Finalmente, o Vitória de Setúbal, que se libertava do Rapid de Bucareste na eliminatória inicial. Tocou-lhe talvez o osso mais duro de roer de todos aqueles que vieram da Grande Ilha: Liverpool. E saiu-lhe com distinção. Vitória no Bonfim por 1-0; derrota em Anfield por 2-3. Brilhante! Seria afastado na ronda seguinte pelo Hertha de Berlim.
Cinco senhores ingleses - falta o escocês.
Aquela maldita moedinha!!!
O escocês calhou ao Benfica: Celtic.
Depois de afastarem os dinamarqueses do KB Copenhaga na primeira eliminatória, os 'encarnados' jogam a primeira mão dos oitavos-de-final em Glasgow, no Parkhead, no dia 12 de Novembro de 1969.
As coisas correm mal. Eusébio magoa-se ainda na primeira parte e já não regressa do intervalo, substituído por Artur Jorge. Logo no primeira minuto, Gemmell faz o 1-0 e a equipa abana. Produz momentos bonitos, de Futebol colectivo, mas falta-lhe profundidade e, sobretudo, agressividade junto à baliza escocesa.
Oitenta mil espectadores festejam alegremente o 2-0, por Wallace, aos 41 minutos.
Desenha-se uma derrota pesada e ela fica definitivamente traçada aos 67 minutos com o golo de Hood a bater inapelavelmente José Henrique.
Otto Glória, o treinador, lamenta-se mais ainda acredita.
E faz bem em acreditar!
Diz quem lá esteve que o velho vulcão 'encarnado' entrou novamente em erupção. A despeito das lesões de Humberto Coelho e de Torres que ficaram de fora do encontro da segunda mão, na Luz. Apesar de Eusébio ter jogado com febre e voltar a sair ao intervalo.
Mas outros surgiram. Messias, Raúl Águas, o quase-júnior Vítor Martins.
Os golos de Eusébio (30 minutos) e Jaime Graça (39) prometiam uma segunda parte de ânsia. E assim foi.
Há nos jogadores de camisolas vermelhas sinais de cansaço. Mas uma vontade indómita supera o peso dos músculos. Por alguns minutos, dá a sensação que nada mais há a fazer para bater o guarda-redes Fallon.

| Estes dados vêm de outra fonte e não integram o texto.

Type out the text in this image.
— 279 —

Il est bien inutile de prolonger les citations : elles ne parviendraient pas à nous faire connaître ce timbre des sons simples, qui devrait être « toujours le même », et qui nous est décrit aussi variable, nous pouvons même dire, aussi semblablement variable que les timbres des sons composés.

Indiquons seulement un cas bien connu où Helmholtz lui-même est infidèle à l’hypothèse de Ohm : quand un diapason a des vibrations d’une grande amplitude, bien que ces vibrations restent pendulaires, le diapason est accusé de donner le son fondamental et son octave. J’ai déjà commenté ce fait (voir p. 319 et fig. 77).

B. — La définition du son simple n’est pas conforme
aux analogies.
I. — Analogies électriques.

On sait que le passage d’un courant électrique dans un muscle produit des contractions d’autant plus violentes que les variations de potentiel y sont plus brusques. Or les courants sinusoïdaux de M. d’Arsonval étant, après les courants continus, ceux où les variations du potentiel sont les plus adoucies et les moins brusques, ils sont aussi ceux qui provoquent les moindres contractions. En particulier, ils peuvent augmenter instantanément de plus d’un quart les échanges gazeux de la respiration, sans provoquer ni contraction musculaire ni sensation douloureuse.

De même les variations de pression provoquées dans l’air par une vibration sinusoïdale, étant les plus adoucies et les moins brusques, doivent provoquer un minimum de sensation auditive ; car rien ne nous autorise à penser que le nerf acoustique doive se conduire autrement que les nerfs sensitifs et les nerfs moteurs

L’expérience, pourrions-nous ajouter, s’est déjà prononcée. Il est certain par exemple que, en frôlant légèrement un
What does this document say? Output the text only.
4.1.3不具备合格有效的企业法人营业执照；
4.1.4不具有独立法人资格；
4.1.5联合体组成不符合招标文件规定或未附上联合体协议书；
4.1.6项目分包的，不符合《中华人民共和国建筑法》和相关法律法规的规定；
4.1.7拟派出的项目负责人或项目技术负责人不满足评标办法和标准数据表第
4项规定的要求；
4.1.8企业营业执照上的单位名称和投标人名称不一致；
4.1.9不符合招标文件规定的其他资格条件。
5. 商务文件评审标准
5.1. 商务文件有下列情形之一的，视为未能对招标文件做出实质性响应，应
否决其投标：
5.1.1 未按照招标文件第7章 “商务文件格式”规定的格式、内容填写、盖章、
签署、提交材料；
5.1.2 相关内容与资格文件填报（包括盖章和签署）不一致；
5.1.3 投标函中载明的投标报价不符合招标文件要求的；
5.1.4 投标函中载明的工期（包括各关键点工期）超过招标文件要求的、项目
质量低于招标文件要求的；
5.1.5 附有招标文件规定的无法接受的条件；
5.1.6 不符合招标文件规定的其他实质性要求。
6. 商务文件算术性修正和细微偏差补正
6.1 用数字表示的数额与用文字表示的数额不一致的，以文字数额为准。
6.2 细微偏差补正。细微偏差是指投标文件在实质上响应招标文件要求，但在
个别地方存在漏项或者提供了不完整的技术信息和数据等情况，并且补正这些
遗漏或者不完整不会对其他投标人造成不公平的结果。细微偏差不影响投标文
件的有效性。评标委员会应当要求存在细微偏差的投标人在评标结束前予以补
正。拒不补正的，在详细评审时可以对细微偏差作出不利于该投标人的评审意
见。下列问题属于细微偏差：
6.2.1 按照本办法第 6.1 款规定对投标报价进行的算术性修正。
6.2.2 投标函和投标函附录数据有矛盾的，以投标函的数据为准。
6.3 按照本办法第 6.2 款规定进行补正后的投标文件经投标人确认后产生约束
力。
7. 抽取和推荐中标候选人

Ainda por cima Eusébio, o homem dos pontapés-relâmpago.
Mas um último fôlego. A bola caída na cabeça de Diamantino. O golo! O golo que deixa tudo igual e faz explodir o inferno.
O prolongamento foi penoso para os escoceses. Veio provar que a sorte estava do seu lado. Coluna e Toni trituravam o meio-campo. McNeill, Gemmell e Murdoch andavam numa roda viva procurando calafetar as brechas que se abriam no couraçado de Glasgow.
O tempo fugiu por entre os dedos.
Nesse tempo era assim: a eliminatória decidir-se-ia na cabina do árbitro.
Coluna e Calado representavam o Benfica.
Stein e McNeill representaram o Celtic.
Cá fora, no estádio, o público mantinha-se preso às bancadas, expectante.
O árbitro era holandês: Van Ravens.
Atirou ao ar uma moeda de um florim.
A pura sorte decidiu: o Benfica estava eliminado."